Moyeen further averrs, “All these products come with critical washes – grinding, whiskering, destroy, PP spray with acid wash, overdyeing, snow wash using different qualities of denim fabrics, ready for dyeing (RFD) fabrics. Thanks to our vendors and my team, we developed Turkey, Chinese and Pakistani fabric in Bangladesh and used it for GJ styles.”
Expansion in finishes
In knits, GJ’s Bangladeshi vendors are using heavy washes like dip dye, snow wash, acid washes, spray dye, cool dye, garment dye with print, applique, embroidery, indigo dyed fabric, laser destroy and overdye etc. This season, fashion products have increased compared to last year in Bangladesh.
High duty disadvantage
The growth in sourcing of the company could take place due to several efforts by its vendors as well as the thrust of Gloria Jeans on transparency. Its suppliers submit open costing – component costing with actual marker and consumptions. GJ uses its software where vendors have access to submit their prices.
And all this is despite that compared to Vietnam, Bangladesh has an average 12 per cent – 35 per cent duty disadvantage in Russia and the FTA between Bangladesh and Russia has a long way to go.
“Duty disadvantage is impacting hugely to grow Russian business volume in Bangladesh. Russia’s product duty depends on the weight of products, so it varies from 12 per cent (light knit products) to 35 per cent (on heavy denim). Bangladesh government has a good diplomatic relationship with Russia, however they need to initiate discussion for FTA through Bangladesh government stakeholders and of course our BGMEA leaders. As and when FTA takes place or duty is removed, orders will start flowing from Russia,” says Moyeen.
Sustainability at the core
GJ motivates its vendors to use fabrics made from recycled materials, consume less water and electricity and control the emissions of harmful substances during production. The thrust is on products made by BCI Cotton, organic cotton using bio-finish.
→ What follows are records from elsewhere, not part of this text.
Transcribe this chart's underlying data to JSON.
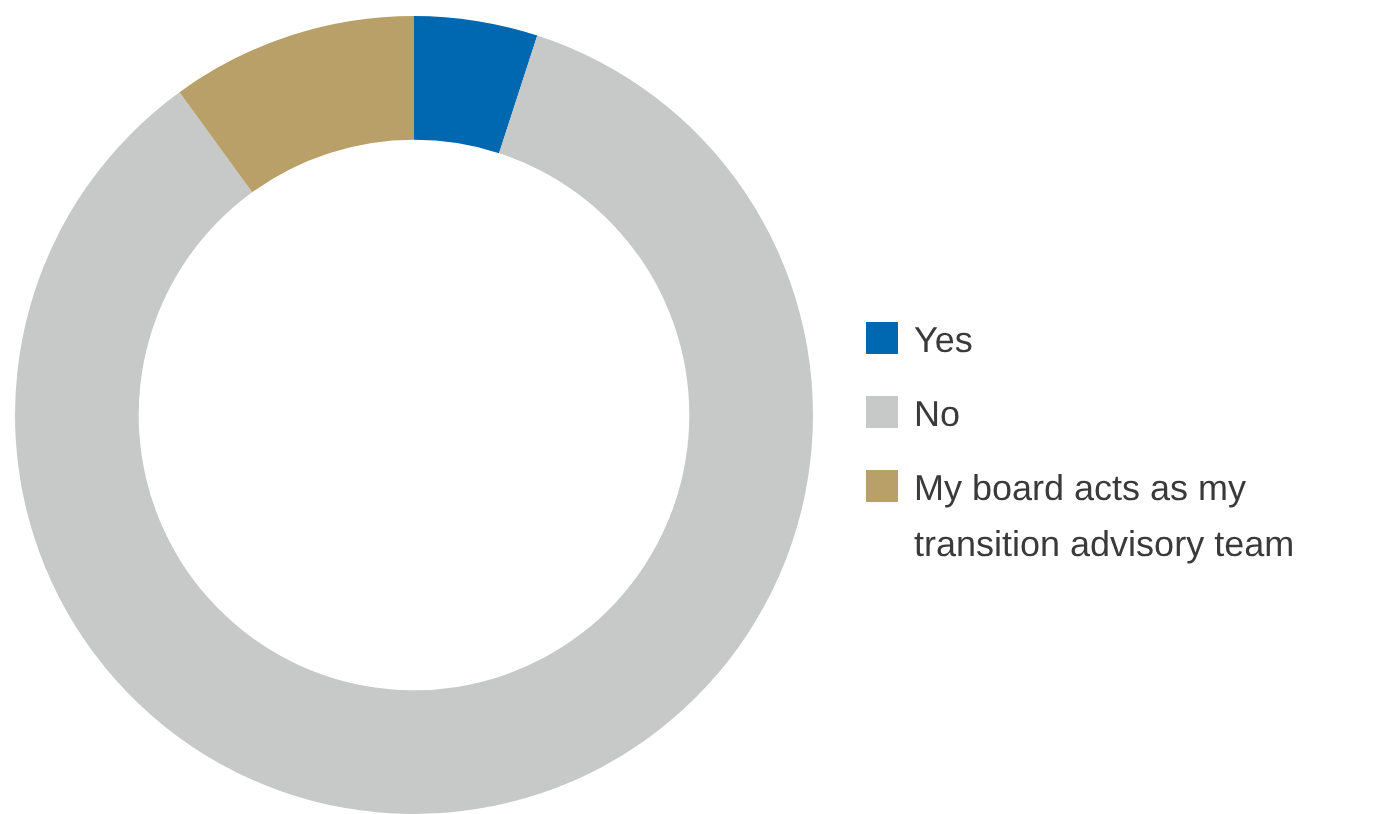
{
  "chart_data": {
    "type": "donut",
    "categories": [
      "Yes",
      "No",
      "My board acts as my transition advisory team"
    ],
    "values": [
      5,
      85,
      10
    ],
    "colors": [
      "#0067b1",
      "#c7c9c9",
      "#b8a068"
    ],
    "legend": "right"
  }
}
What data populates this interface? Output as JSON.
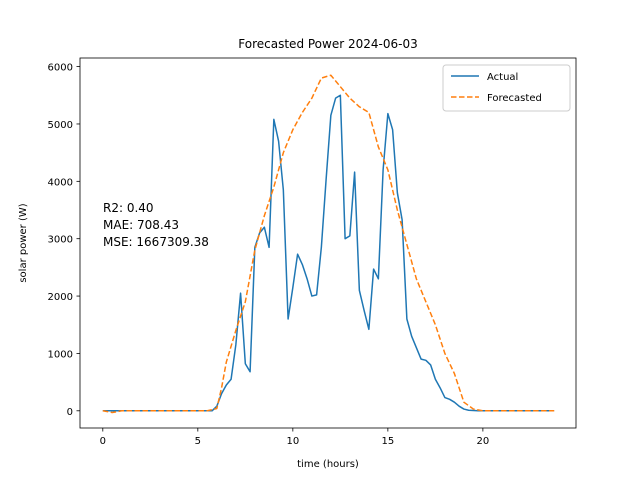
{
  "chart_data": {
    "type": "line",
    "title": "Forecasted Power 2024-06-03",
    "xlabel": "time (hours)",
    "ylabel": "solar power (W)",
    "xlim": [
      -1.2,
      24.9
    ],
    "ylim": [
      -300,
      6150
    ],
    "x_ticks": [
      0,
      5,
      10,
      15,
      20
    ],
    "y_ticks": [
      0,
      1000,
      2000,
      3000,
      4000,
      5000,
      6000
    ],
    "grid": false,
    "legend_position": "top-right",
    "annotations": [
      "R2: 0.40",
      "MAE: 708.43",
      "MSE: 1667309.38"
    ],
    "series": [
      {
        "name": "Actual",
        "color": "#1f77b4",
        "style": "solid",
        "x": [
          0,
          5.75,
          6,
          6.25,
          6.5,
          6.75,
          7,
          7.25,
          7.5,
          7.75,
          8,
          8.25,
          8.5,
          8.75,
          9,
          9.25,
          9.5,
          9.75,
          10,
          10.25,
          10.5,
          10.75,
          11,
          11.25,
          11.5,
          11.75,
          12,
          12.25,
          12.5,
          12.75,
          13,
          13.25,
          13.5,
          13.75,
          14,
          14.25,
          14.5,
          14.75,
          15,
          15.25,
          15.5,
          15.75,
          16,
          16.25,
          16.5,
          16.75,
          17,
          17.25,
          17.5,
          17.75,
          18,
          18.25,
          18.5,
          18.75,
          19,
          19.25,
          19.5,
          19.75,
          20,
          23.75
        ],
        "values": [
          0,
          0,
          80,
          300,
          450,
          550,
          1150,
          2050,
          820,
          680,
          2850,
          3100,
          3200,
          2850,
          5080,
          4700,
          3850,
          1600,
          2150,
          2730,
          2550,
          2300,
          2000,
          2020,
          2850,
          4030,
          5150,
          5450,
          5500,
          3000,
          3050,
          4160,
          2100,
          1750,
          1420,
          2470,
          2300,
          4200,
          5180,
          4900,
          3800,
          3330,
          1600,
          1300,
          1100,
          900,
          880,
          800,
          550,
          400,
          230,
          200,
          150,
          80,
          30,
          10,
          5,
          0,
          0,
          0
        ]
      },
      {
        "name": "Forecasted",
        "color": "#ff7f0e",
        "style": "dashed",
        "x": [
          0,
          0.5,
          1,
          5.5,
          6,
          6.25,
          6.5,
          7,
          7.5,
          8,
          8.5,
          9,
          9.5,
          10,
          10.5,
          11,
          11.5,
          12,
          12.5,
          13,
          13.5,
          14,
          14.5,
          15,
          15.5,
          16,
          16.5,
          17,
          17.5,
          18,
          18.5,
          19,
          19.5,
          20,
          23.75
        ],
        "values": [
          0,
          -30,
          0,
          0,
          40,
          400,
          850,
          1400,
          1900,
          2800,
          3400,
          3900,
          4500,
          4900,
          5200,
          5450,
          5800,
          5850,
          5650,
          5450,
          5300,
          5200,
          4600,
          4200,
          3500,
          2900,
          2300,
          1900,
          1500,
          1000,
          650,
          150,
          30,
          0,
          0
        ]
      }
    ]
  }
}
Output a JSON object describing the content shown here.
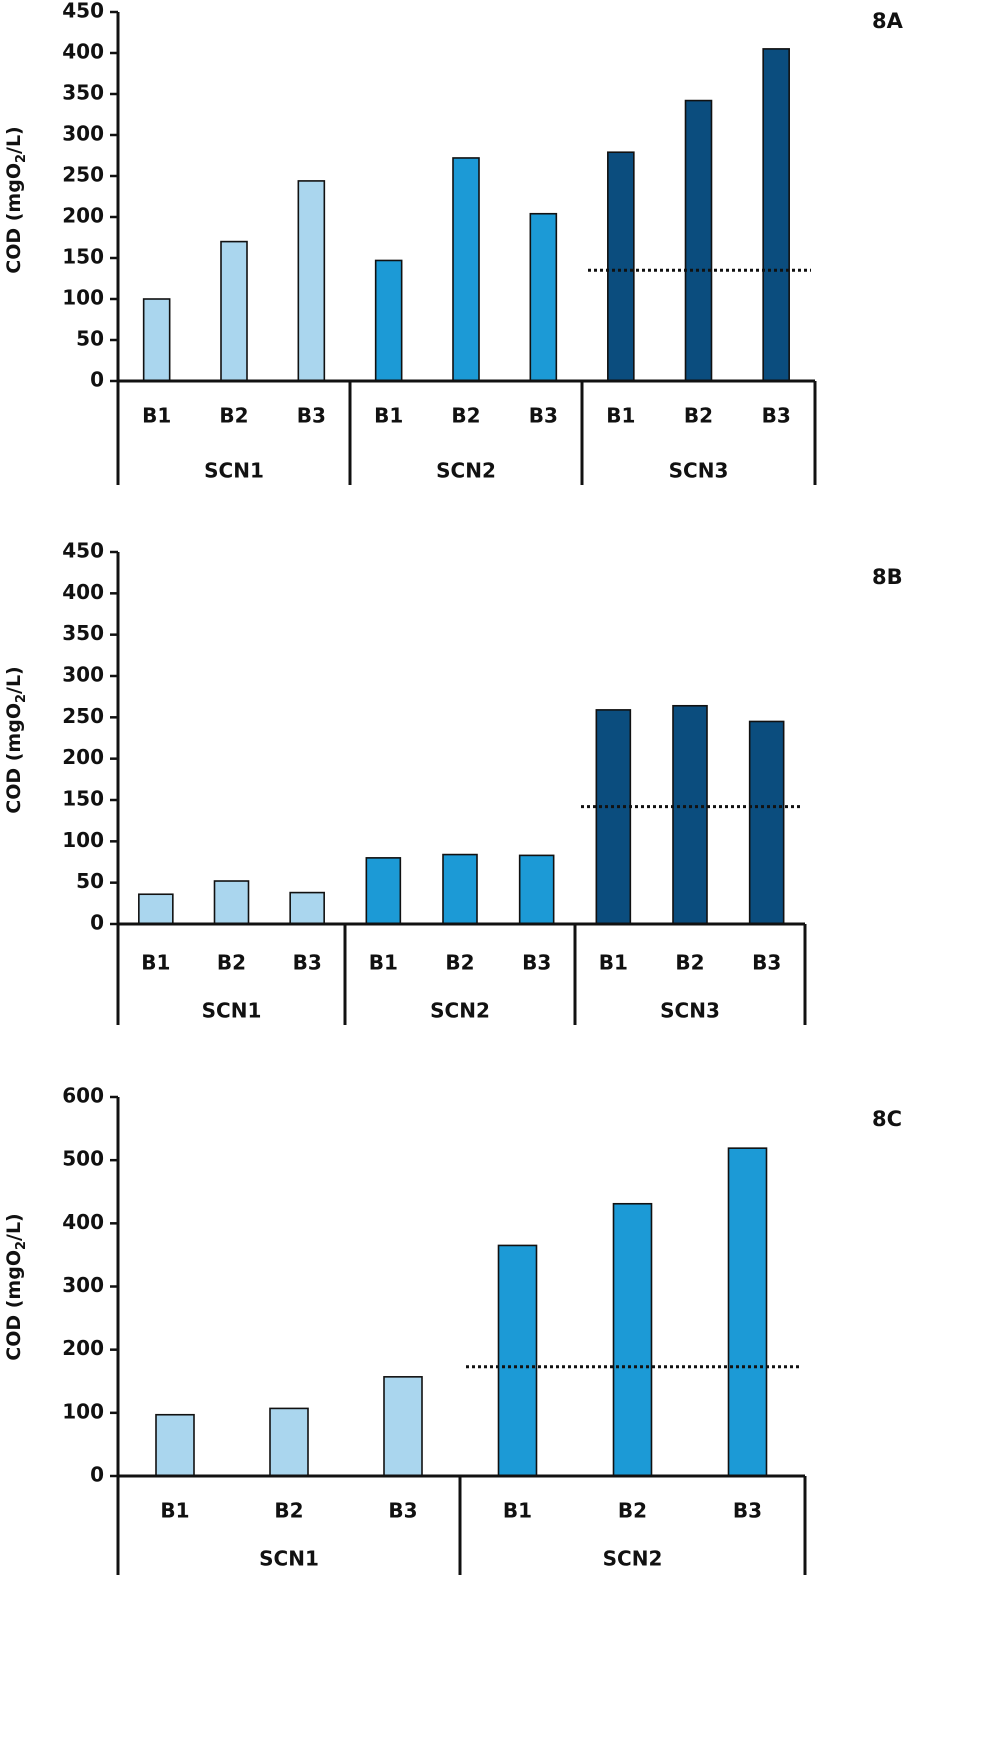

All its knit factories are OEKO-TEX certified and use
Blue Sign chemicals. As a traceable tool, it uses QR code in all product hangtags as it is made mandatory by the Russian Government.
Sustainability is reflected in the retail operations of GJ also as its stores have implemented the electronic receipt system and use hangers made from recycled materials. It accepts clothes for recycling in the most high-tech store in Europeisky Mall in Moscow.
Advantage Bangladesh
In his three decades of working, Moyeen has witnessed how the industry has evolved a lot on all fronts like now, Bangladesh has good merchandisers, QCs, technicians, compliance managers and sourcing professionals with outstanding qualities while earlier the industry used to depend on foreigners.
“Back in 2004 when I became Country Manager, there were few local country managers in the Bangladesh market and most of them were foreigners. But today, many capable local country managers are managing the top brand offices in Bangladesh as well as regionally. I worked as a Sourcing Director in Toronto with two renowned Canadian companies for six years which is also an example of Bangladeshi professionals’ growth,” he proudly says.
On the infrastructure front also, the industry has evolved and today boasts of state-of-the-art machinery in woven as well as knit segments right from weaving, (air jet machines with 800-1100 RPM), dyeing (using Thermosol 5 chamber continuous process), washing plants with robotic PP spray, whiskering with laser to value addition like advanced digital fabric printing machines.
Moyeen suggests that to further improve, the factories need to increase production efficiency to have better prices and to increase profit margin, besides focusing on seasonal R&D and giving continuous product design presentations to customers to select and place orders. Courage to accept critical fashion items to move to the next layer from the average products is also required.